The Guardian reports on Californian water officials have proceeded to stop Nestlé from siphoning millions of gallons of water out from the Californian forest of San Bernardino, which it bottles and sells as Arrowhead brand water.
The decision came in response to the severe drought conditions worsening across the state. If the state water board approves the order against Nestle’s water bottling company Blue Triton, they could face fines of up to $1,000 a day or up to $10,000 a day if a drought is declared in the area of siphoning.
A draft cease-and-desist order, which requires approval from the California Water Resources Control Board, is the latest development in the battle between Nestlé and local environmentalists. The order comes two months after the company sold its US and Canada-based water brands to two equity firms for $4.3bn. Before the sale, Nestlé Waters North America was the largest bottled water company in the nation, paying the Forest Service a permit fee of $2,100 per year while siphoning its water for free.

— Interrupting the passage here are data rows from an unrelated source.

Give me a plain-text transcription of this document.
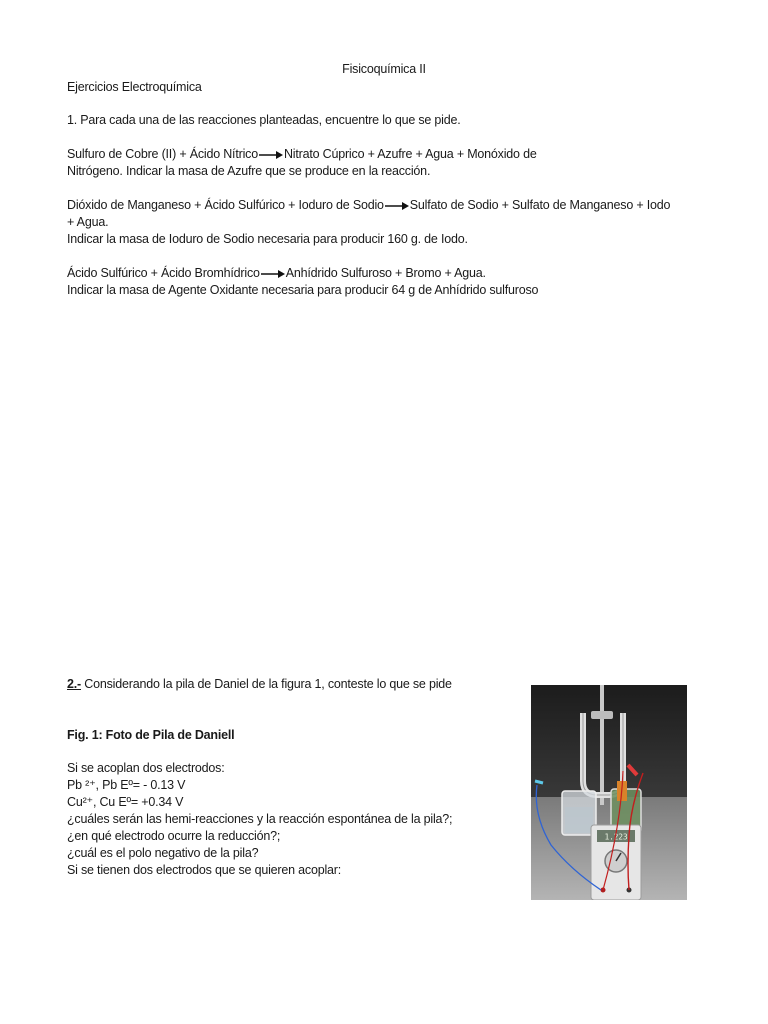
Fisicoquímica II
Ejercicios Electroquímica
1. Para cada una de las reacciones planteadas, encuentre lo que se pide.
Sulfuro de Cobre (II) + Ácido Nítrico Nitrato Cúprico + Azufre + Agua + Monóxido de
Nitrógeno. Indicar la masa de Azufre que se produce en la reacción.
Dióxido de Manganeso + Ácido Sulfúrico + Ioduro de Sodio Sulfato de Sodio + Sulfato de Manganeso + Iodo
+ Agua.
Indicar la masa de Ioduro de Sodio necesaria para producir 160 g. de Iodo.
Ácido Sulfúrico + Ácido Bromhídrico Anhídrido Sulfuroso + Bromo + Agua.
Indicar la masa de Agente Oxidante necesaria para producir 64 g de Anhídrido sulfuroso
2.- Considerando la pila de Daniel de la figura 1, conteste lo que se pide
Fig. 1: Foto de Pila de Daniell
Si se acoplan dos electrodos:
Pb ²⁺, Pb Eº= - 0.13 V
Cu²⁺, Cu Eº= +0.34 V
¿cuáles serán las hemi-reacciones y la reacción espontánea de la pila?;
¿en qué electrodo ocurre la reducción?;
¿cuál es el polo negativo de la pila?
Si se tienen dos electrodos que se quieren acoplar:
1.223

Nestlé maintains that it has the rights to the water spring dating back to 1865, but officials claim that officials cannot easily challenge the company’s rights to the creek water before 1914.

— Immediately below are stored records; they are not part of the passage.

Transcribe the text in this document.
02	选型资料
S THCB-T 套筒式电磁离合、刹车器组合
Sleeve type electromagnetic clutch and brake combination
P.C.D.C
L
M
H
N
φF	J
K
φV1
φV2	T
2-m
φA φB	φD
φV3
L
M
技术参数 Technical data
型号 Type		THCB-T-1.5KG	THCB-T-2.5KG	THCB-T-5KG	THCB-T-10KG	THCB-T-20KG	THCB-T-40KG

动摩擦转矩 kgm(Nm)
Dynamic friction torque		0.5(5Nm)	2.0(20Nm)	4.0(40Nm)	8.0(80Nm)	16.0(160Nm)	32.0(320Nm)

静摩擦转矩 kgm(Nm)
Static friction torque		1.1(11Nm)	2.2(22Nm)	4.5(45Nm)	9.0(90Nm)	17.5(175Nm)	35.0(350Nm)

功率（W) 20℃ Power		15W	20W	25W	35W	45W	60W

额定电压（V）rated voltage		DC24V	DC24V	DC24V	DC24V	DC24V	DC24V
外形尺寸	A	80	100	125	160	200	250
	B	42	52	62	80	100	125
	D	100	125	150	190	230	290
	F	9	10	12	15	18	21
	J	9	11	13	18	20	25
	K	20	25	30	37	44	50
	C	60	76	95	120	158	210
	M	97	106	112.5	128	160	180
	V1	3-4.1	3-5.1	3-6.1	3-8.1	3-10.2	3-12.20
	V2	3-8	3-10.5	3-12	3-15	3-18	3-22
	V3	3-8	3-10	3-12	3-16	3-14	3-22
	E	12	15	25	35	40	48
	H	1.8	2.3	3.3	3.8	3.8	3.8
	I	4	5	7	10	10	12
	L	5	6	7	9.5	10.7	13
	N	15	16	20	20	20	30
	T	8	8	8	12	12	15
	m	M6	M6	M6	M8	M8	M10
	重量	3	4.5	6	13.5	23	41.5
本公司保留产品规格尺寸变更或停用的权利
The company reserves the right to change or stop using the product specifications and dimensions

A 2017 investigation found that they drew 58m gallons surpassing the company claims that they are only drawing 2.3 gallons per year. According to the Story of Stuff Project, an environmental group fighting the cause to stop Nestlé’s operations, claim the company has siphoned on average 25 times as much water as they are permitted.

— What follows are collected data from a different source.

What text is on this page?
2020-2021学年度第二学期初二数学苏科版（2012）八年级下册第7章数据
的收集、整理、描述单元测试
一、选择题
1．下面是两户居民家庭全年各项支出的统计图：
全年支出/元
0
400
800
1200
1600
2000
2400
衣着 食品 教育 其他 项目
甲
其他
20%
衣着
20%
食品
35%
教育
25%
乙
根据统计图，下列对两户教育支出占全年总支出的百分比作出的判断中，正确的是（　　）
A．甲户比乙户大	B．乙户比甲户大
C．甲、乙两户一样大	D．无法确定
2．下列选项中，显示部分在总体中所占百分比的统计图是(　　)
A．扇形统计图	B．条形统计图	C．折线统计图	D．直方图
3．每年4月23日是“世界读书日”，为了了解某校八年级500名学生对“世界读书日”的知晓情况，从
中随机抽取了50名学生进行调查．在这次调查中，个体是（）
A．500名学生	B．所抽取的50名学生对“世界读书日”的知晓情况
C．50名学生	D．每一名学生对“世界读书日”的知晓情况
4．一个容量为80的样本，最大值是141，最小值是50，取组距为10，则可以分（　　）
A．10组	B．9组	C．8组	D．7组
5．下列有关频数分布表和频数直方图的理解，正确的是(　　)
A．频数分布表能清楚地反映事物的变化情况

Excessive siphoning carried out by the bottled water companies in the Santa Ana river networks has the potential to threaten the available drinking water for 75,000 residents and cause environmental harm to the local wildlife.
Much of the western US is facing extreme drought conditions. Californian Governor Gavin Newsom, has declared a regional drought emergency, with the climate crisis bringing hotter and drier conditions, leaving the state more vulnerable to water shortages and wildfires.
The company are facing similar fights in Oregon, Pennsylvania, Maine and Michigan, with conservationists accusing Nestlé of lobbying local and federal officials.
Amanda Frye, a key activist who has been supporting the state official’s research on Nestlé’s activities praised the draft order, but stated that “we still have a long way to go in protecting the forest”.